The limit for foreign currency that can be brought in while visiting India
There is no upper limit to foreign currencies that can be brought to India while visiting India. However, in case of the aggregate value of the foreign exchange in the form of currency notes, bank notes or travellers cheques brought are in excess of USD 10,000 or its equivalent and/or the value of foreign currency alone exceeds USD 5,000 or its equivalent, it should be declared to the Customs Authorities at the Airport in the Currency Declaration Form (CDF), on arrival in India.
Disposal of unspent foreign exchange on returning back to India from foreign tour
The unspent foreign exchange held in the form of currency notes and travelers cheques shall be surrendered to AD within 180 days of return. However, after return from the tour the resident is allowed to keep foreign exchange up to USD 2,000, in the form of foreign currency notes or TCs for future use or credit to their RFC (Domestic)] Accounts. There is no restriction for residents to hold foreign coins without any limit.
Indian currency purchase limit at duty-free shops
The Central Board of Excise & Customs has amended the rules for purchase of goods from duty-free shops. The Government of India communication dated July 8, 2016, states that the Indian currency limit is increased purchase limit from Rs.5000/- to Rs.25000/- at duty-free shops. The above revision is in order to avoid paying excessive exchange fees on foreign currencies by travellers to and from India. It means that the travellers can use Rs.25000/- in Indian currency and rest of the payment can be made in foreign currency for their purchases.
Duty-free shops (stores) can be found in the international zones of international airports, (Ex; Delhi International Airport, Kempegowda International Airport, Bengaluru etc. in India), Seaports, and several borders crossings (Ex: between USA, Canada, and Mexico).

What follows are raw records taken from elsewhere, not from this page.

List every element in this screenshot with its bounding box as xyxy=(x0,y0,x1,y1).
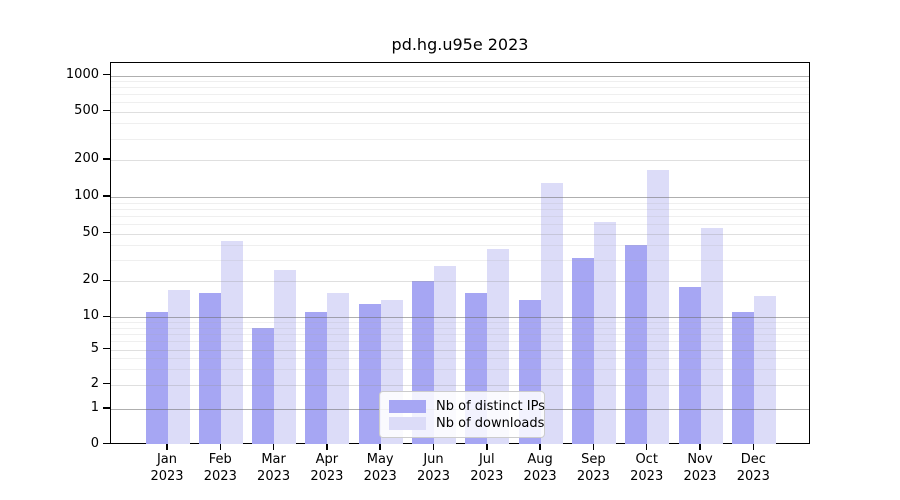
bar-downloads-mar xyxy=(274,269,297,445)
x-tick-mark xyxy=(752,444,755,450)
y-tick-mark xyxy=(103,382,110,385)
y-tick-label-1: 1 xyxy=(90,400,99,415)
x-tick-label-may: May 2023 xyxy=(363,452,397,484)
bar-downloads-nov xyxy=(700,227,723,445)
bar-downloads-jan xyxy=(167,289,190,445)
chart-title: pd.hg.u95e 2023 xyxy=(391,35,529,54)
y-tick-label-100: 100 xyxy=(74,188,99,203)
x-tick-mark xyxy=(539,444,541,450)
bar-distinct-ips-feb xyxy=(198,292,221,445)
y-tick-mark xyxy=(103,73,110,76)
bar-distinct-ips-sep xyxy=(571,258,594,445)
x-tick-mark xyxy=(645,444,648,450)
gridline-minor xyxy=(111,87,809,89)
y-tick-mark xyxy=(103,315,110,318)
legend-item-downloads: Nb of downloads xyxy=(389,416,544,431)
x-tick-label-nov: Nov 2023 xyxy=(683,452,717,484)
bar-downloads-apr xyxy=(327,292,350,445)
x-tick-mark xyxy=(432,444,435,450)
x-tick-mark xyxy=(219,444,222,450)
gridline-y-100 xyxy=(111,197,809,198)
bar-downloads-dec xyxy=(753,296,776,445)
legend-item-distinct-ips: Nb of distinct IPs xyxy=(389,399,545,414)
x-tick-mark xyxy=(699,444,701,450)
y-tick-label-20: 20 xyxy=(82,272,99,288)
gridline-minor xyxy=(111,208,809,210)
x-tick-label-feb: Feb 2023 xyxy=(203,452,237,484)
y-tick-label-2: 2 xyxy=(90,375,99,391)
gridline-y-200 xyxy=(111,160,809,161)
legend-label-downloads: Nb of downloads xyxy=(436,415,545,431)
gridline-y-500 xyxy=(111,111,809,113)
x-tick-mark xyxy=(166,444,168,450)
y-tick-label-200: 200 xyxy=(74,151,99,166)
x-tick-mark xyxy=(326,444,328,450)
bar-distinct-ips-mar xyxy=(252,327,275,445)
bar-downloads-feb xyxy=(220,241,243,445)
x-tick-label-aug: Aug 2023 xyxy=(523,452,557,484)
x-tick-mark xyxy=(592,444,595,450)
x-tick-label-apr: Apr 2023 xyxy=(310,452,344,484)
y-tick-label-5: 5 xyxy=(90,340,99,356)
y-tick-mark xyxy=(103,231,110,234)
bar-distinct-ips-apr xyxy=(305,312,328,445)
bar-downloads-aug xyxy=(540,182,563,445)
gridline-minor xyxy=(111,202,809,204)
x-tick-label-jun: Jun 2023 xyxy=(416,452,451,484)
x-tick-label-oct: Oct 2023 xyxy=(630,452,664,484)
bar-distinct-ips-jan xyxy=(145,312,168,445)
bar-distinct-ips-nov xyxy=(678,286,701,445)
y-tick-mark xyxy=(103,158,110,160)
x-tick-label-jan: Jan 2023 xyxy=(150,452,184,484)
bar-downloads-oct xyxy=(647,170,670,445)
gridline-minor xyxy=(111,123,809,125)
y-tick-mark xyxy=(103,442,110,445)
y-tick-label-50: 50 xyxy=(82,224,99,240)
y-tick-mark xyxy=(103,109,110,112)
y-tick-mark xyxy=(103,407,110,409)
gridline-minor xyxy=(111,94,809,96)
y-tick-mark xyxy=(103,195,110,197)
x-tick-mark xyxy=(379,444,381,450)
legend-swatch-downloads xyxy=(389,416,426,430)
gridline-y-1000 xyxy=(111,75,809,77)
bar-distinct-ips-dec xyxy=(731,312,754,445)
plot-area xyxy=(110,62,810,445)
y-tick-label-1000: 1000 xyxy=(65,66,99,82)
y-tick-label-10: 10 xyxy=(82,308,99,324)
x-tick-label-dec: Dec 2023 xyxy=(736,452,770,484)
x-tick-mark xyxy=(486,444,488,450)
x-tick-label-jul: Jul 2023 xyxy=(470,452,504,484)
legend: Nb of distinct IPs Nb of downloads xyxy=(379,391,545,438)
y-tick-label-500: 500 xyxy=(74,102,99,118)
x-tick-label-mar: Mar 2023 xyxy=(257,452,291,484)
y-tick-label-0: 0 xyxy=(90,435,99,451)
gridline-minor xyxy=(111,102,809,104)
bar-downloads-sep xyxy=(593,222,616,445)
y-tick-mark xyxy=(103,279,110,282)
gridline-minor xyxy=(111,138,809,140)
gridline-minor xyxy=(111,215,809,217)
x-tick-label-sep: Sep 2023 xyxy=(576,452,610,484)
bar-distinct-ips-oct xyxy=(625,245,648,445)
gridline-minor xyxy=(111,80,809,82)
x-tick-mark xyxy=(272,444,275,450)
legend-swatch-distinct-ips xyxy=(389,399,426,413)
y-tick-mark xyxy=(103,347,110,350)
bar-distinct-ips-may xyxy=(358,303,381,445)
legend-label-distinct-ips: Nb of distinct IPs xyxy=(436,398,545,414)
gridline-minor xyxy=(111,223,809,225)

The travellers are allowed to purchase duty-free on board airplanes and passenger ships. The goods sold from duty-free shops to travellers who will carry them out of the country are exempt from local or national taxes/duties. However, duty-free depending upon the location of duty-free shops.

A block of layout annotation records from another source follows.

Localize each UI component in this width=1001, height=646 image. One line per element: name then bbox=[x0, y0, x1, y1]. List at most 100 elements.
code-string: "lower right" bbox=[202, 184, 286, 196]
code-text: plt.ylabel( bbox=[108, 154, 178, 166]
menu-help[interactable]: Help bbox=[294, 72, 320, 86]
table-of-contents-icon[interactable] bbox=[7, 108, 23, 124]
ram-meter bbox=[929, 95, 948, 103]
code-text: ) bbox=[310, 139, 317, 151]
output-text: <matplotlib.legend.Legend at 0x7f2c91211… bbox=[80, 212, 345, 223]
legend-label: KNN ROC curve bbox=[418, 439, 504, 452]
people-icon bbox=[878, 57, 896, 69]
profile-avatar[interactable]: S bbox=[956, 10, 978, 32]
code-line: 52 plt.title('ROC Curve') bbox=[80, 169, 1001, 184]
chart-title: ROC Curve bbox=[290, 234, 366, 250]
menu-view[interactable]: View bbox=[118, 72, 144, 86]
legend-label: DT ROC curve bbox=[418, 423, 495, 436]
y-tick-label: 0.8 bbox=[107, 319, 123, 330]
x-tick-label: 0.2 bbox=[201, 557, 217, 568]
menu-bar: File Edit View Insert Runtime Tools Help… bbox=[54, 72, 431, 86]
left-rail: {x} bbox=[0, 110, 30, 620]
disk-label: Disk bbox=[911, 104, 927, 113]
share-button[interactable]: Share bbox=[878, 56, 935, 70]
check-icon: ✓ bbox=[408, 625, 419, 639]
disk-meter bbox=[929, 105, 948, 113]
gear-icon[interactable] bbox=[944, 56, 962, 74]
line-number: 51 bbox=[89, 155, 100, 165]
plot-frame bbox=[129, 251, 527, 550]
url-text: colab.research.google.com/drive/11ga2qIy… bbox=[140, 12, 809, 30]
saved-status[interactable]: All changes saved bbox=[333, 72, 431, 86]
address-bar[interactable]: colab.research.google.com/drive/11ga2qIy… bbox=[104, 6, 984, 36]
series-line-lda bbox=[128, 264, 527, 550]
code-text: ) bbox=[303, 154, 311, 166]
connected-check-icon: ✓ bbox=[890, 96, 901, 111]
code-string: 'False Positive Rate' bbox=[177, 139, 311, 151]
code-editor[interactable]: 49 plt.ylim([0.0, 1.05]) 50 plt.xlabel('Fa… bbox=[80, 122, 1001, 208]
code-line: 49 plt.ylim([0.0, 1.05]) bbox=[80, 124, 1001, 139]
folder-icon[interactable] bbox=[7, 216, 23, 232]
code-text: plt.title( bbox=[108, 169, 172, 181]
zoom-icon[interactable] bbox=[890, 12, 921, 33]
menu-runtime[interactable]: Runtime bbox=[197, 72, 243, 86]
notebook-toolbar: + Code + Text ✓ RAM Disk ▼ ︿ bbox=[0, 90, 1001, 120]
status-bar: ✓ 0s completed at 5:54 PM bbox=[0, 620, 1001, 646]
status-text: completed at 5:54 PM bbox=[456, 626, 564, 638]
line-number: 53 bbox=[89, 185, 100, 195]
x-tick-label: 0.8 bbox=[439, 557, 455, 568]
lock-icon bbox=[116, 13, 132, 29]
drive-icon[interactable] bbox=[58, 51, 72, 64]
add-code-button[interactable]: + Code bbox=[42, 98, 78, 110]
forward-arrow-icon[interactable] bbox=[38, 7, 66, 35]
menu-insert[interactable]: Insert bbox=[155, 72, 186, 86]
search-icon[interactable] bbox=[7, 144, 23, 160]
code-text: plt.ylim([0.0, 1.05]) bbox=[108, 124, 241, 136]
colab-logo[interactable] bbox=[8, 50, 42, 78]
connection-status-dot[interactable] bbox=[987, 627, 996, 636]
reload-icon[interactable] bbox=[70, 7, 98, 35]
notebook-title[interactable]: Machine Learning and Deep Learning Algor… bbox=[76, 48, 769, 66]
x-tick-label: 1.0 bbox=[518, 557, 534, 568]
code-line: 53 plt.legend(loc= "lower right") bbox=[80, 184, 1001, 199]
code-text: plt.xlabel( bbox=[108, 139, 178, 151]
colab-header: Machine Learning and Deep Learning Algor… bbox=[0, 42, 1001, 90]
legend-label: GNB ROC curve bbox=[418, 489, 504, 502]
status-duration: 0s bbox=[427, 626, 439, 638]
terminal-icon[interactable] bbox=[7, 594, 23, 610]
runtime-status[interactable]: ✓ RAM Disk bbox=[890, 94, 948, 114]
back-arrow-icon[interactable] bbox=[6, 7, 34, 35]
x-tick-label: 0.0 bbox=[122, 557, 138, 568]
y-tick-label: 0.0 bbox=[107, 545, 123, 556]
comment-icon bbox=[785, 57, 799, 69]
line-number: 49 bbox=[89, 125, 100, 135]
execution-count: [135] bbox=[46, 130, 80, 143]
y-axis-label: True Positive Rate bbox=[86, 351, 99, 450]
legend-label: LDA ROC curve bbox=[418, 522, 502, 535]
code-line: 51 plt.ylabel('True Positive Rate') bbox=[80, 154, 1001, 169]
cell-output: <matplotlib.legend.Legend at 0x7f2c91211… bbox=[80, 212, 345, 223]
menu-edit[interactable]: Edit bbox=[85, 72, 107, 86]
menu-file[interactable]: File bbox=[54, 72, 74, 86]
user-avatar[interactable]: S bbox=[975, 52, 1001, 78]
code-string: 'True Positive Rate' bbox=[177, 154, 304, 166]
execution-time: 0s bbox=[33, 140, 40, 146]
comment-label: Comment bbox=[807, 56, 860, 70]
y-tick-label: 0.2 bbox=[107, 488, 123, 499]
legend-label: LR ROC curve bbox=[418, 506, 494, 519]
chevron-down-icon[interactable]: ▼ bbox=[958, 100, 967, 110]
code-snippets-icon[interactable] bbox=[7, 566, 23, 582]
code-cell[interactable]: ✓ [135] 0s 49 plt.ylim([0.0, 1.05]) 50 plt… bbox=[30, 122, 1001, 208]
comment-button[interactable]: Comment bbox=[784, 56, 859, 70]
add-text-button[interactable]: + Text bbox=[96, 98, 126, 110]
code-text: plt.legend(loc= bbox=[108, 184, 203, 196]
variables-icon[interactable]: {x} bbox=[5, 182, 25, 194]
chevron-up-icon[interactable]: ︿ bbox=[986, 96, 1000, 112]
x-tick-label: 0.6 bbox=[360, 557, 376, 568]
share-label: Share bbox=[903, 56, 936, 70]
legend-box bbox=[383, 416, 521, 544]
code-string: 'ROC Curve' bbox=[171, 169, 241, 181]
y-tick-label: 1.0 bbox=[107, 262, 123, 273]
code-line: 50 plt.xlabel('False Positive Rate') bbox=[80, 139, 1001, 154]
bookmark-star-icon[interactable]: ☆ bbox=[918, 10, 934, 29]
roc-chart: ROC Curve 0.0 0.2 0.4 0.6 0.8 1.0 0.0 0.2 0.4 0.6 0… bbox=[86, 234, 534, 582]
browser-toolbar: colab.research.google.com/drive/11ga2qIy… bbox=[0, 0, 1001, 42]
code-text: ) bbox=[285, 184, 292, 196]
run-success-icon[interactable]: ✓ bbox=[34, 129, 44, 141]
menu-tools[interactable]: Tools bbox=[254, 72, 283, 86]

Disclaimer: This article is written and updated from time to time on the basis of RBI circulars or FEMA rules and amendments taken place. We make every effort to stay as accurate and updated as possible.However, for further validation you may refer RBI circular on ‘Liberalised Remittance Scheme (LRS) for Resident Individuals’. The author of this article is not responsible for the mistakes, errors, ambiguity, inconsistency, discrepancy, doubts or quality of information provided in this article. The liabilities or claims of any nature on account of information provided in this post for whatsoever cause are not recognized.